6L’image de la ville ne s’assied pas uniquement sur une stratégie communicationnelle : cette dernière est cependant devenue le moyen de légitimer la ville dans sa position idéalisée, mais aussi de légitimer l’action des autorités qui la conduisent. Elles présentent des projets annoncés comme capitaux et irréfutables, c’est-à-dire naturels et allant de soi afin de se rendre attractives. L’attraction est à ce prix et le moyen d’y parvenir est aujourd’hui appelé marketing urbain. Cette expression qui suscite souvent la suspicion, que dit-elle ? Elle élabore un va-et-vient d’images et de sens entre l’observateur et l’objet de son regard. L’image créée devient double par sa réalité intouchable et sa construction imaginaire inévitable (Lynch, 1969). L’identité, la structure et la signification constituent le cadre analytique de l’image de l’environnement. Une image est constituée par l’identification d’un objet et sous-tend qu’il a été choisi inconsciemment parmi d’autres (Lefebvre, 2000). Dans un second temps, l’image doit comprendre la relation spatiale entre l’objet et l’observateur. Enfin, cet objet doit contenir une signification et, par extension, doit provoquer une émotion chez l’observateur. Cette signification exige énormément de clarté pour pouvoir se distinguer des autres. Dans un même temps, elle doit se bâtir elle-même sans que qui que ce soit ne l’oriente, sinon elle n’est plus, par définition, une signification. Si cette signification ne se construit pas seule, nous sommes face à du détournement de sens, à une construction idéologique au service d’une politique aliénante qui ne joue pas le jeu des représentations.
L’image urbaine dans le projet urbain ou l’avènement du paysage
7L’urbanisme est substantiel car en lui se trouve le principe de réalité de la recherche d’une utopie urbaine et d’une cité idéale pour donner vie à l’organisation de l’espace en accord avec les attentes et les aspirations des citoyens et de la société en général. L’urbanisme organisé en projet urbain devient un projet de vie dans lequel s’entrechoquent des valeurs et des objectifs (Épron, 1992). La réalisation de ce projet relayé par un arsenal législatif n’est donc jamais neutre moralement.

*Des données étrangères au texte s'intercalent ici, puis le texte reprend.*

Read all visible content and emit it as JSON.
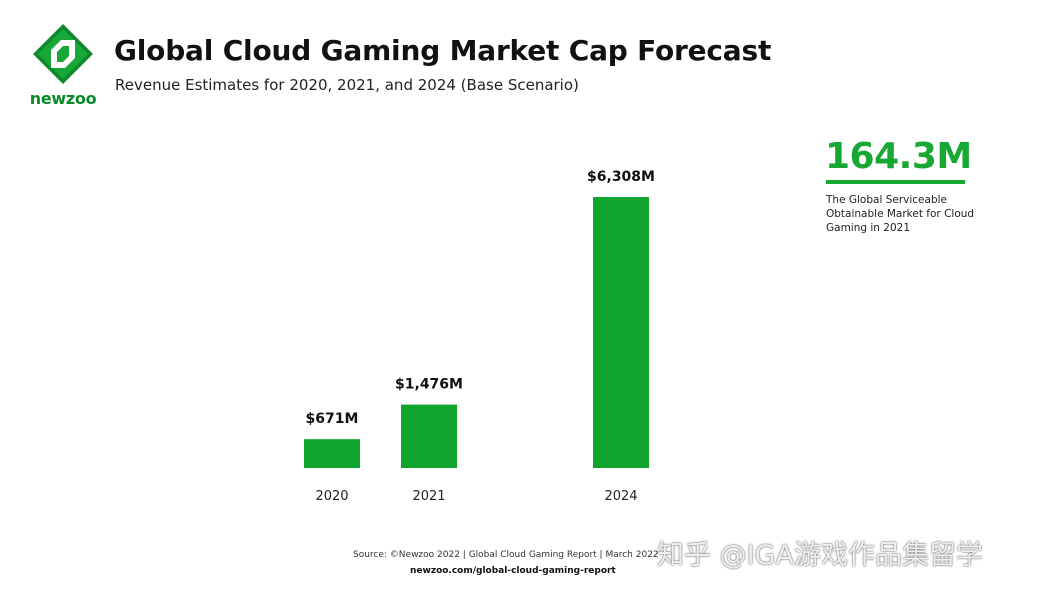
{
  "header": {
    "brand": "newzoo",
    "title": "Global Cloud Gaming Market Cap Forecast",
    "subtitle": "Revenue Estimates for 2020, 2021, and 2024 (Base Scenario)"
  },
  "chart_data": {
    "type": "bar",
    "title": "Global Cloud Gaming Market Cap Forecast",
    "subtitle": "Revenue Estimates for 2020, 2021, and 2024 (Base Scenario)",
    "categories": [
      "2020",
      "2021",
      "2024"
    ],
    "values": [
      671,
      1476,
      6308
    ],
    "data_labels": [
      "$671M",
      "$1,476M",
      "$6,308M"
    ],
    "unit": "M USD",
    "xlabel": "",
    "ylabel": "",
    "ylim": [
      0,
      6308
    ],
    "grid": false,
    "bar_color": "#0fa52f"
  },
  "kpi": {
    "value": "164.3M",
    "description": "The Global Serviceable Obtainable Market for Cloud Gaming in 2021",
    "color": "#16a832"
  },
  "footer": {
    "source": "Source: ©Newzoo 2022 | Global Cloud Gaming Report | March 2022",
    "url": "newzoo.com/global-cloud-gaming-report"
  },
  "watermark": "知乎 @IGA游戏作品集留学"
}
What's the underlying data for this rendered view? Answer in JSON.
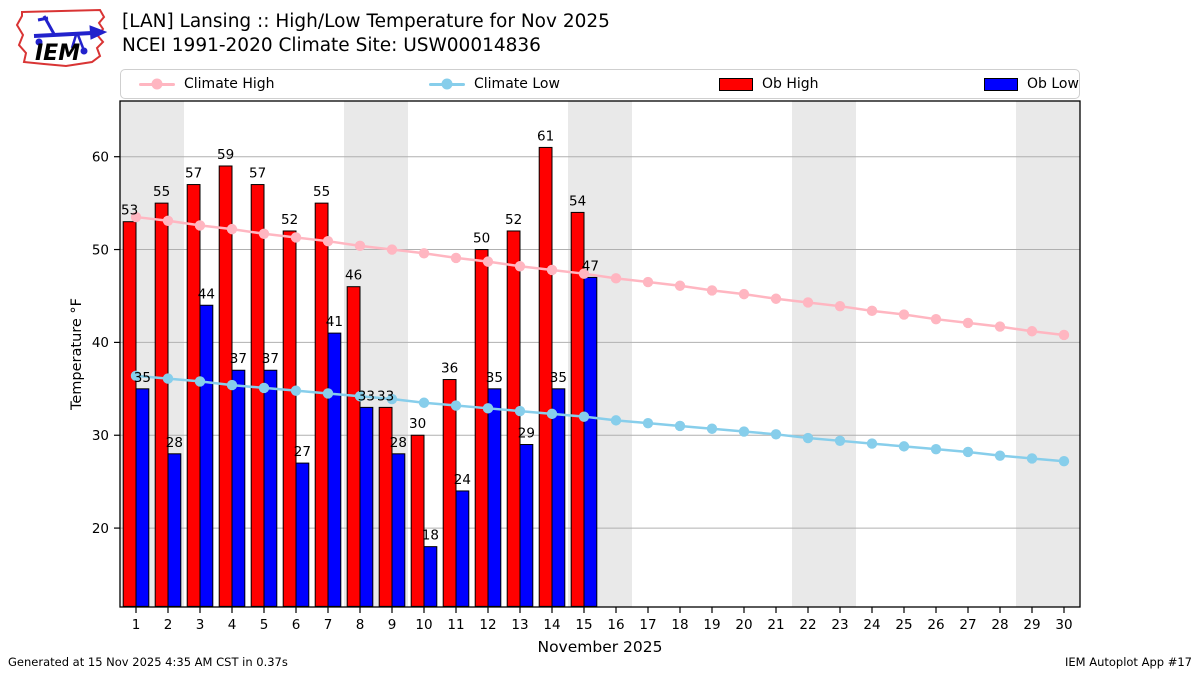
{
  "header": {
    "logo_text": "IEM",
    "title_line1": "[LAN] Lansing :: High/Low Temperature for Nov 2025",
    "title_line2": "NCEI 1991-2020 Climate Site: USW00014836"
  },
  "footer": {
    "generated": "Generated at 15 Nov 2025 4:35 AM CST in 0.37s",
    "app": "IEM Autoplot App #17"
  },
  "chart_data": {
    "type": "bar",
    "title": "[LAN] Lansing :: High/Low Temperature for Nov 2025",
    "subtitle": "NCEI 1991-2020 Climate Site: USW00014836",
    "xlabel": "November 2025",
    "ylabel": "Temperature °F",
    "x": [
      1,
      2,
      3,
      4,
      5,
      6,
      7,
      8,
      9,
      10,
      11,
      12,
      13,
      14,
      15,
      16,
      17,
      18,
      19,
      20,
      21,
      22,
      23,
      24,
      25,
      26,
      27,
      28,
      29,
      30
    ],
    "ylim": [
      11.5,
      66.0
    ],
    "yticks": [
      20,
      30,
      40,
      50,
      60
    ],
    "grid": "horizontal",
    "legend_position": "top",
    "weekend_bands": [
      [
        1,
        2
      ],
      [
        8,
        9
      ],
      [
        15,
        16
      ],
      [
        22,
        23
      ],
      [
        29,
        30
      ]
    ],
    "legend": [
      {
        "label": "Climate High",
        "swatch": "line",
        "color": "#ffb6c1"
      },
      {
        "label": "Climate Low",
        "swatch": "line",
        "color": "#87ceeb"
      },
      {
        "label": "Ob High",
        "swatch": "rect",
        "color": "#ff0000"
      },
      {
        "label": "Ob Low",
        "swatch": "rect",
        "color": "#0000ff"
      }
    ],
    "series": [
      {
        "name": "Ob High",
        "type": "bar",
        "color": "#ff0000",
        "values": [
          53,
          55,
          57,
          59,
          57,
          52,
          55,
          46,
          33,
          30,
          36,
          50,
          52,
          61,
          54
        ]
      },
      {
        "name": "Ob Low",
        "type": "bar",
        "color": "#0000ff",
        "values": [
          35,
          28,
          44,
          37,
          37,
          27,
          41,
          33,
          28,
          18,
          24,
          35,
          29,
          35,
          47
        ]
      },
      {
        "name": "Climate High",
        "type": "line",
        "color": "#ffb6c1",
        "values": [
          53.5,
          53.1,
          52.6,
          52.2,
          51.7,
          51.3,
          50.9,
          50.4,
          50.0,
          49.6,
          49.1,
          48.7,
          48.2,
          47.8,
          47.4,
          46.9,
          46.5,
          46.1,
          45.6,
          45.2,
          44.7,
          44.3,
          43.9,
          43.4,
          43.0,
          42.5,
          42.1,
          41.7,
          41.2,
          40.8
        ]
      },
      {
        "name": "Climate Low",
        "type": "line",
        "color": "#87ceeb",
        "values": [
          36.4,
          36.1,
          35.8,
          35.4,
          35.1,
          34.8,
          34.5,
          34.2,
          33.9,
          33.5,
          33.2,
          32.9,
          32.6,
          32.3,
          32.0,
          31.6,
          31.3,
          31.0,
          30.7,
          30.4,
          30.1,
          29.7,
          29.4,
          29.1,
          28.8,
          28.5,
          28.2,
          27.8,
          27.5,
          27.2
        ]
      }
    ],
    "colors": {
      "band": "#e9e9e9",
      "grid": "#b0b0b0",
      "spine": "#000000",
      "bar_edge": "#000000"
    }
  }
}
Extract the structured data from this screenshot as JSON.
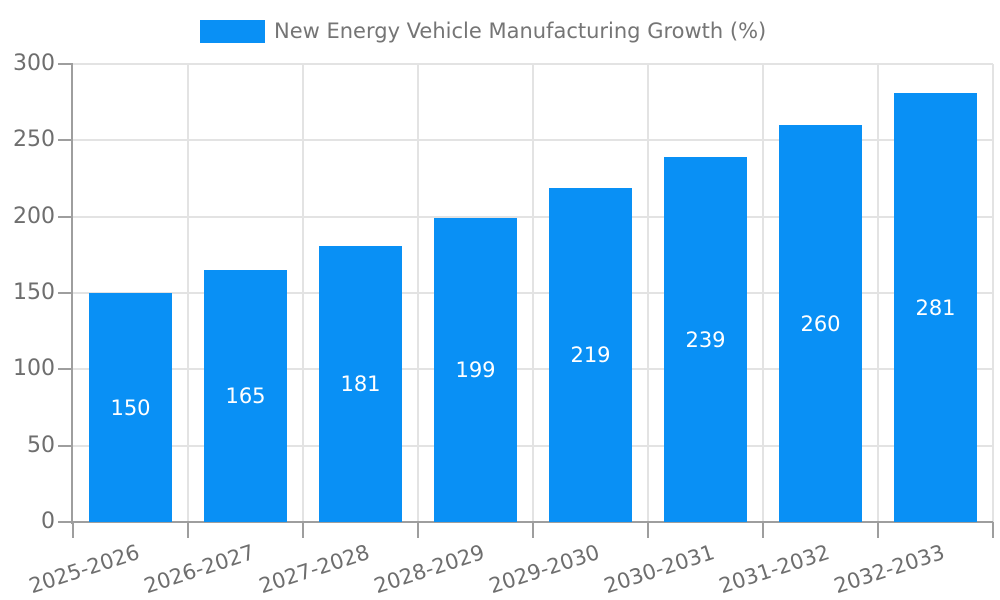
{
  "chart_data": {
    "type": "bar",
    "title": "",
    "categories": [
      "2025-2026",
      "2026-2027",
      "2027-2028",
      "2028-2029",
      "2029-2030",
      "2030-2031",
      "2031-2032",
      "2032-2033"
    ],
    "series": [
      {
        "name": "New Energy Vehicle Manufacturing Growth (%)",
        "values": [
          150,
          165,
          181,
          199,
          219,
          239,
          260,
          281
        ]
      }
    ],
    "xlabel": "",
    "ylabel": "",
    "ylim": [
      0,
      300
    ],
    "yticks": [
      0,
      50,
      100,
      150,
      200,
      250,
      300
    ],
    "grid": true,
    "legend_position": "top",
    "x_label_rotation_deg": -18,
    "value_labels_inside": true,
    "colors": {
      "bar": "#0990F5",
      "grid": "#E3E3E3",
      "axis": "#9E9E9E",
      "tick_label": "#6E6E6E",
      "legend_text": "#757575",
      "value_label": "#FFFFFF",
      "background": "#FFFFFF"
    }
  }
}
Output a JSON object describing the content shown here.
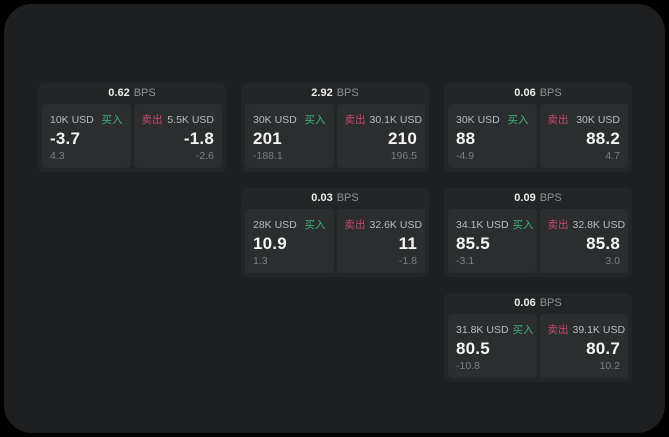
{
  "labels": {
    "bps_unit": "BPS",
    "buy": "买入",
    "sell": "卖出"
  },
  "colors": {
    "background": "#000000",
    "surface": "#1d1f20",
    "card": "#232526",
    "panel": "#2b2d2e",
    "buy_accent": "#3fb377",
    "sell_accent": "#c7496a"
  },
  "cards": [
    {
      "bps": "0.62",
      "buy": {
        "amount": "10K USD",
        "value": "-3.7",
        "sub": "4.3"
      },
      "sell": {
        "amount": "5.5K USD",
        "value": "-1.8",
        "sub": "-2.6"
      }
    },
    {
      "bps": "2.92",
      "buy": {
        "amount": "30K USD",
        "value": "201",
        "sub": "-188.1"
      },
      "sell": {
        "amount": "30.1K USD",
        "value": "210",
        "sub": "196.5"
      }
    },
    {
      "bps": "0.06",
      "buy": {
        "amount": "30K USD",
        "value": "88",
        "sub": "-4.9"
      },
      "sell": {
        "amount": "30K USD",
        "value": "88.2",
        "sub": "4.7"
      }
    },
    {
      "bps": "0.03",
      "buy": {
        "amount": "28K USD",
        "value": "10.9",
        "sub": "1.3"
      },
      "sell": {
        "amount": "32.6K USD",
        "value": "11",
        "sub": "-1.8"
      }
    },
    {
      "bps": "0.09",
      "buy": {
        "amount": "34.1K USD",
        "value": "85.5",
        "sub": "-3.1"
      },
      "sell": {
        "amount": "32.8K USD",
        "value": "85.8",
        "sub": "3.0"
      }
    },
    {
      "bps": "0.06",
      "buy": {
        "amount": "31.8K USD",
        "value": "80.5",
        "sub": "-10.8"
      },
      "sell": {
        "amount": "39.1K USD",
        "value": "80.7",
        "sub": "10.2"
      }
    }
  ]
}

8Si auparavant, la question de l’identité urbaine n’était contenue que dans la facette patrimoniale ou moderne d’une ville, l’identité urbaine, dans les projets urbains instaurés par le Code de l’urbanisme, se mue en qualité de vie : le patrimoine dans le projet urbain ne peut alors être pensé sans régler la question de l’environnement urbain, sans penser au paysage qu’il crée, sans présumer de l’attraction qu’il suscite, sans penser au rayonnement dont la ville profitera. Ce maelström de valeurs est tel que le traditionnel combat entre modernité et patrimoine fondateur dans la ville industrielle et moderne se voit enseveli par cette totalité qui se résume dans l’approche paysagère. En effet, le paysage efface les composantes traditionnelles d’édification de la ville et devient le point d’ancrage du projet urbain dans sa dimension locale pour répondre au besoin de développement tout aussi local. Grâce à ce fondement, il préempte les choix urbanistiques pour redonner une image et une identité aux lieux en visant à la socialisation des citadins dans l’espace public à travers des pratiques à la fois individuelles et collectives (Desnoilles, 2006, 2008).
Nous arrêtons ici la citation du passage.